People drive with their aggressions unsheathed and their minds turned off. The man who parks in a space reserved for handicapped people is seldom aware of what he has done. He sees a space being vacated close to his destination and he grabs it. He takes it away from a driver who had been waiting for it because when people get behind the wheel of an automobile they lose their veneer of civilization and sprout horns.
Your villain was probably so happy about besting another driver and saving a few seconds that the space was reserved for the handicapped.
If he had been made aware (with a blast of dynamite, perhaps?) that the driver he was cheating was a paralyzed veteran, I am sure he would have withdrawn in haste and embarrassment. I can't imagine anybody being guilty of such selfishness wittingly.
But he didn't know -- perhaps because he's a little dense, perhaps because he's not really tuned in to his environment, perhaps because the signs in that location are not as effective as they should be, perhaps because he didn't really hear the details of what you shouted at him.
Whatever the reason for his lapse, there is nothing to be gained from railing at an oaf of this kind. All you can do, or I can do, is mention the matter again, and again, and hope that eventually even the dullards will get the message.
At this moment, Edward, you are probably thinking that if I were the paralyzed veteran and you were the columnist who was viewing the problem philosophically, I'd be calling you an insensitive jerk. You're probably right.
People who are insensitive to the rights of others deserve to be educated with a baseball bat. The trouble is, they learn even less that way.
UNCOMIC COMIC DEPT.
A few days ago, Broom Hilda, one of my favorite comic strips, showed the old witch breaking into the U.S. Mint to cut the power cord to the presses that print U.S. currency.

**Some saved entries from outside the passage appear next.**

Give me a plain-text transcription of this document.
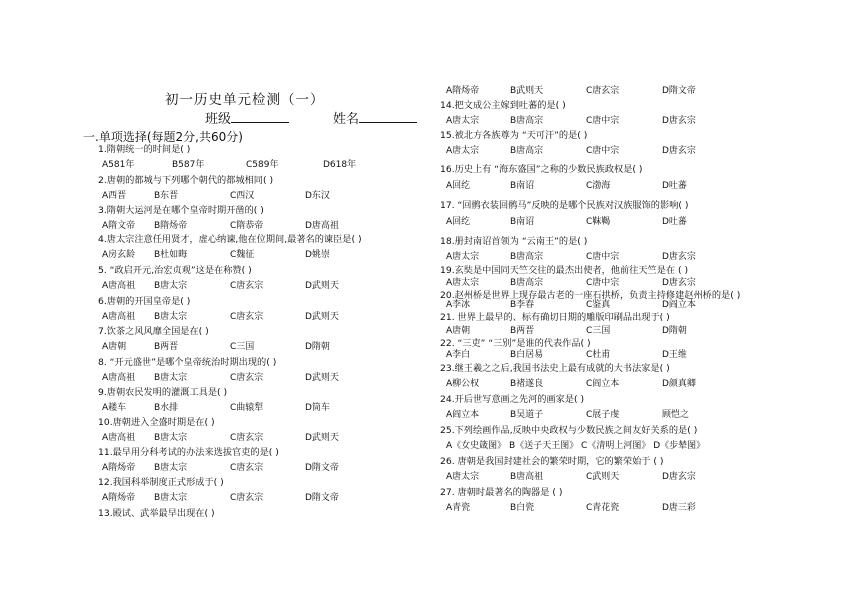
初一历史单元检测（一）
班级	姓名
一.单项选择(每题2分,共60分)
1.隋朝统一的时间是( )
A581年	B587年	C589年	D618年
2.唐朝的都城与下列哪个朝代的都城相同( )
A西晋	B东晋	C西汉	D东汉
3.隋朝大运河是在哪个皇帝时期开凿的( )
A隋文帝 B隋炀帝	C隋恭帝	D唐高祖
4.唐太宗注意任用贤才，虚心纳谏,他在位期间,最著名的谏臣是( )
A房玄龄 B杜如晦	C魏征	D姚崇
5. “政启开元,治宏贞观”这是在称赞( )
A唐高祖 B唐太宗	C唐玄宗	D武则天
6.唐朝的开国皇帝是( )
A唐高祖 B唐太宗	C唐玄宗	D武则天
7.饮茶之风风靡全国是在( )
A唐朝	B两晋	C三国	D隋朝
8. “开元盛世”是哪个皇帝统治时期出现的( )
A唐高祖 B唐太宗	C唐玄宗	D武则天
9.唐朝农民发明的灌溉工具是( )
A耧车	B水排	C曲辕犁	D筒车
10.唐朝进入全盛时期是在( )
A唐高祖 B唐太宗	C唐玄宗	D武则天
11.最早用分科考试的办法来选拔官吏的是( )
A隋炀帝 B唐太宗	C唐玄宗	D隋文帝
12.我国科举制度正式形成于( )
A隋炀帝 B唐太宗	C唐玄宗	D隋文帝
13.殿试、武举最早出现在( )
A隋炀帝	B武则天	C唐玄宗	D隋文帝
14.把文成公主嫁到吐蕃的是( )
A唐太宗	B唐高宗	C唐中宗	D唐玄宗
15.被北方各族尊为 “天可汗”的是( )
A唐太宗	B唐高宗	C唐中宗	D唐玄宗
16.历史上有 “海东盛国”之称的少数民族政权是( )
A回纥	B南诏	C渤海	D吐蕃
17. “回鹘衣装回鹘马”反映的是哪个民族对汉族服饰的影响( )
A回纥	B南诏	C靺鞨	D吐蕃
18.册封南诏首领为 “云南王”的是( )
A唐太宗	B唐高宗	C唐中宗	D唐玄宗
19.玄奘是中国同天竺交往的最杰出使者，他前往天竺是在 ( )
A唐太宗	B唐高宗	C唐中宗	D唐玄宗
20.赵州桥是世界上现存最古老的一座石拱桥，负责主持修建赵州桥的是( )
A李冰	B李春	C鉴真	D阎立本
21. 世界上最早的、标有确切日期的雕版印刷品出现于( )
A唐朝	B两晋	C三国	D隋朝
22. “三吏” “三别”是谁的代表作品( )
A李白	B白居易	C杜甫	D王维
23.继王羲之之后,我国书法史上最有成就的大书法家是( )
A柳公权	B褚遂良	C阎立本	D颜真卿
24.开后世写意画之先河的画家是( )
A阎立本	B吴道子	C展子虔	顾恺之
25.下列绘画作品,反映中央政权与少数民族之间友好关系的是( )
A《女史箴图》 B《送子天王图》 C《清明上河图》 D《步辇图》
26. 唐朝是我国封建社会的繁荣时期，它的繁荣始于 ( )
A唐太宗	B唐高祖	C武则天	D唐玄宗
27. 唐朝时最著名的陶器是 ( )
A青瓷	B白瓷	C青花瓷	D唐三彩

Frank Crary, age 9, immediately drew a cartoon of his own showing what happens to people who try to cut power lines before unplugging them from the source of power.
In addition to possibly putting dangerous ideas into the heads of slow thinkers, Broom Hilda made one other mistake. The Mint doesn't print paper money.
"There are 40 million pigeons in the United States," observes Bob Orben.
"Thirty million are birds, and the rest are people who pay $40 for designer blue jeans."